Strangest of all was the response of one of the heroes of Wonderful Life, Simon Conway Morris, who startled many in the palaeontological community by rounding abruptly on Gould in a book of his own, The Crucible of Creation. “I have never encountered such spleen in a book by a professional,” Fortey wrote later. “The casual reader of The Crucible of Creation, unaware of the history, would never gather that the author’s views had once been close to (if not actually shared with) Gould’s.”
When I asked Fortey about it, he said: “Well, it was very strange, quite shocking really, because Gould’s portrayal of him had been so flattering. I could only assume that Simon was embarrassed. You know, science changes but books are permanent, and I suppose he regretted being so irremediably associated with views that he no longer altogether held. There was all that stuff about ‘Oh fuck, another phylum’ and I expect he regretted being famous for that. You’d never know from reading Simon’s book that his views had once been nearly identical to Gould’s.”
What happened was that the early Cambrian fossils began to undergo a period of critical reappraisal. Fortey and Derek Briggs—one of the other principals in Gould’s book—used a method known as cladistics to compare the various Burgess fossils. In simple terms, cladistics consists of organizing organisms on the basis of shared features. Fortey gives as an example the idea of comparing a shrew and an elephant. If you considered the elephant’s large size and striking trunk you might conclude that it could have little in common with a tiny, sniffling shrew. But if you compared both of them with a lizard, you would see that the elephant and shrew were in fact built to much the same plan. In essence, what Fortey is saying is that Gould saw elephants and shrews where he and Briggs saw mammals. The Burgess creatures, they believed, weren’t as strange and various as they appeared at first sight. “They were often no stranger than trilobites,” Fortey says now. “It is just that we have had a century or so to get used to trilobites. Familiarity, you know, breeds familiarity.”
This wasn’t, I should note, because of sloppiness or inattention. Interpreting the forms and relationships of ancient animals on the basis of often
distorted and fragmentary evidence is clearly a tricky business.
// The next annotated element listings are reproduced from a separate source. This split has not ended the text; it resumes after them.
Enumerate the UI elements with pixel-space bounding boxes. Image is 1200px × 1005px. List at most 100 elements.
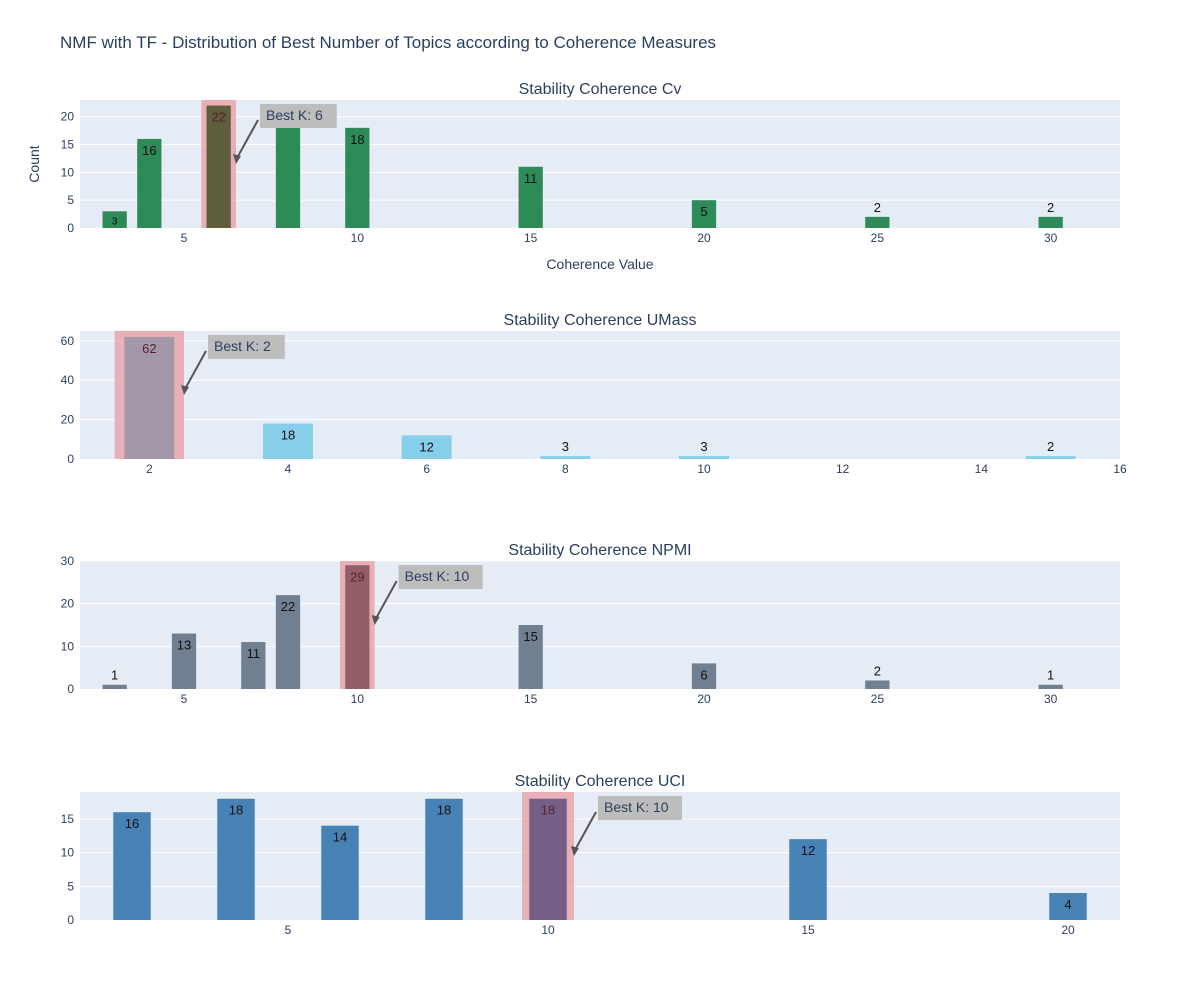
y-tick-label: 60 [61, 334, 75, 348]
y-tick-label: 0 [67, 682, 74, 696]
bar [691, 663, 717, 689]
y-tick-label: 5 [67, 193, 74, 207]
x-tick-label: 15 [524, 692, 538, 706]
x-tick-label: 30 [1044, 231, 1058, 245]
annotation-arrow [184, 350, 207, 390]
x-tick-label: 5 [181, 692, 188, 706]
bar [1049, 893, 1087, 920]
bar [241, 642, 266, 689]
annotation-box [398, 565, 483, 589]
y-tick-label: 0 [67, 452, 74, 466]
bar [865, 216, 890, 228]
bar [206, 105, 231, 228]
x-axis-title: Coherence Value [546, 256, 653, 272]
plot-background [80, 561, 1120, 689]
y-tick-label: 0 [67, 221, 74, 235]
bar [540, 456, 591, 459]
annotation-box [260, 104, 337, 128]
x-tick-label: 5 [181, 231, 188, 245]
x-tick-label: 4 [285, 462, 292, 476]
bar-label: 22 [281, 599, 295, 614]
bar [113, 812, 151, 920]
bar-label: 18 [229, 803, 243, 818]
y-tick-label: 20 [61, 110, 75, 124]
bar-label: 1 [1047, 668, 1054, 683]
bar [789, 839, 827, 920]
annotation-arrow [374, 580, 398, 620]
bar [679, 456, 729, 459]
y-axis-title: Count [26, 145, 42, 182]
bar [171, 633, 197, 689]
y-tick-label: 10 [61, 165, 75, 179]
x-tick-label: 15 [524, 231, 538, 245]
bar [865, 680, 890, 689]
y-tick-label: 20 [61, 597, 75, 611]
annotation-label: Best K: 2 [214, 338, 271, 354]
bar-label: 6 [700, 667, 707, 682]
bar-label: 15 [523, 629, 537, 644]
bar [1025, 456, 1076, 459]
bar-label: 16 [142, 143, 156, 158]
bar-label: 11 [247, 646, 261, 661]
bar [275, 595, 301, 689]
x-tick-label: 25 [871, 231, 885, 245]
bar [102, 684, 127, 689]
y-tick-label: 20 [61, 413, 75, 427]
bar-label: 12 [801, 843, 815, 858]
bar [137, 138, 162, 228]
bar-label: 3 [112, 216, 118, 227]
bar-label: 16 [125, 816, 139, 831]
annotation-arrow [574, 811, 597, 851]
x-tick-label: 25 [871, 692, 885, 706]
bar-label: 22 [211, 110, 225, 125]
x-tick-label: 6 [423, 462, 430, 476]
bar [345, 565, 370, 689]
bar-label: 11 [524, 171, 538, 186]
y-tick-label: 30 [61, 554, 75, 568]
annotation-label: Best K: 6 [266, 107, 323, 123]
bar [1038, 216, 1063, 228]
bar [217, 798, 255, 920]
x-tick-label: 20 [697, 231, 711, 245]
y-tick-label: 10 [61, 639, 75, 653]
bar-label: 62 [142, 341, 156, 356]
bar-label: 3 [562, 439, 569, 454]
bar-label: 3 [700, 439, 707, 454]
annotation-label: Best K: 10 [604, 799, 669, 815]
bar [275, 111, 301, 228]
bar-label: 2 [1047, 200, 1054, 215]
bar-label: 18 [541, 803, 555, 818]
chart-panel-4: 0 5 10 15 5 10 15 20 16 18 14 18 18 12 4 Best K: 10 Stab… [61, 773, 1120, 937]
bar-label: 5 [700, 204, 707, 219]
x-tick-label: 14 [975, 462, 989, 476]
figure-title: NMF with TF - Distribution of Best Numbe… [60, 33, 717, 52]
x-tick-label: 2 [146, 462, 153, 476]
bar-label: 1 [111, 668, 118, 683]
bar-label: 2 [874, 200, 881, 215]
panel-title: Stability Coherence UMass [504, 312, 697, 329]
annotation-arrow [236, 119, 259, 159]
chart-panel-2: 0 20 40 60 2 4 6 8 10 12 14 16 62 18 12 3 3 2 Best K: 2 Sta… [61, 312, 1127, 476]
y-tick-label: 15 [61, 812, 75, 826]
x-tick-label: 20 [697, 692, 711, 706]
chart-panel-3: 0 10 20 30 5 10 15 20 25 30 1 13 11 22 29 15 6 2 1 Best K: … [61, 542, 1120, 706]
bar [102, 211, 127, 228]
bar [345, 127, 370, 228]
x-tick-label: 16 [1113, 462, 1127, 476]
y-tick-label: 5 [67, 879, 74, 893]
x-tick-label: 10 [541, 923, 555, 937]
x-tick-label: 15 [801, 923, 815, 937]
y-tick-label: 40 [61, 373, 75, 387]
bar [401, 435, 452, 459]
bar-label: 13 [177, 638, 191, 653]
bar [1038, 684, 1063, 689]
bar [529, 798, 567, 920]
y-tick-label: 0 [67, 913, 74, 927]
bar-label: 2 [1047, 439, 1054, 454]
bar-label: 18 [437, 803, 451, 818]
x-tick-label: 20 [1061, 923, 1075, 937]
x-tick-label: 10 [351, 231, 365, 245]
bar [518, 625, 543, 689]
Edward O. Wilson has noted that if you took selected species of modern insects and presented them as Burgess-style fossils nobody would ever guess that they were all from the same phylum, so different are their body plans. Also instrumental in helping revisions were the discoveries of two further early Cambrian sites, one in Greenland and one in China, plus more scattered finds, which among them yielded many additional and often better specimens.
A fossilized Anomalocaris, the creature illustrated at the start of the chapter. Because so many of the Burgess Shale creatures were fragmented and distorted during fossilization, their interpretation was bound to be a matter of debate. (Credit 21.9)
The upshot is that the Burgess fossils were found to be not so different after all. Hallucigenia, it turned out, had been reconstructed upside down. Its stilt-like legs were actually spikes along its back. Peytoia, the weird creature that looked like a pineapple slice, was found to be not a distinct creature but merely part of a larger animal called Anomalocaris. Many of the Burgess specimens have now been assigned to living phyla—just where Walcott put them in the first place. Hallucigenia and some others are thought to be related to Onychophora a group of caterpillar-like animals. Others have been reclassified as precursors of the modern annelids. In fact, says Fortey, “there are relatively few Cambrian designs that are wholly novel. More often they turn out to be just interesting elaborations of well-established designs.” As he wrote in Life: “None was as strange as a present day barnacle, nor as grotesque as a queen termite.”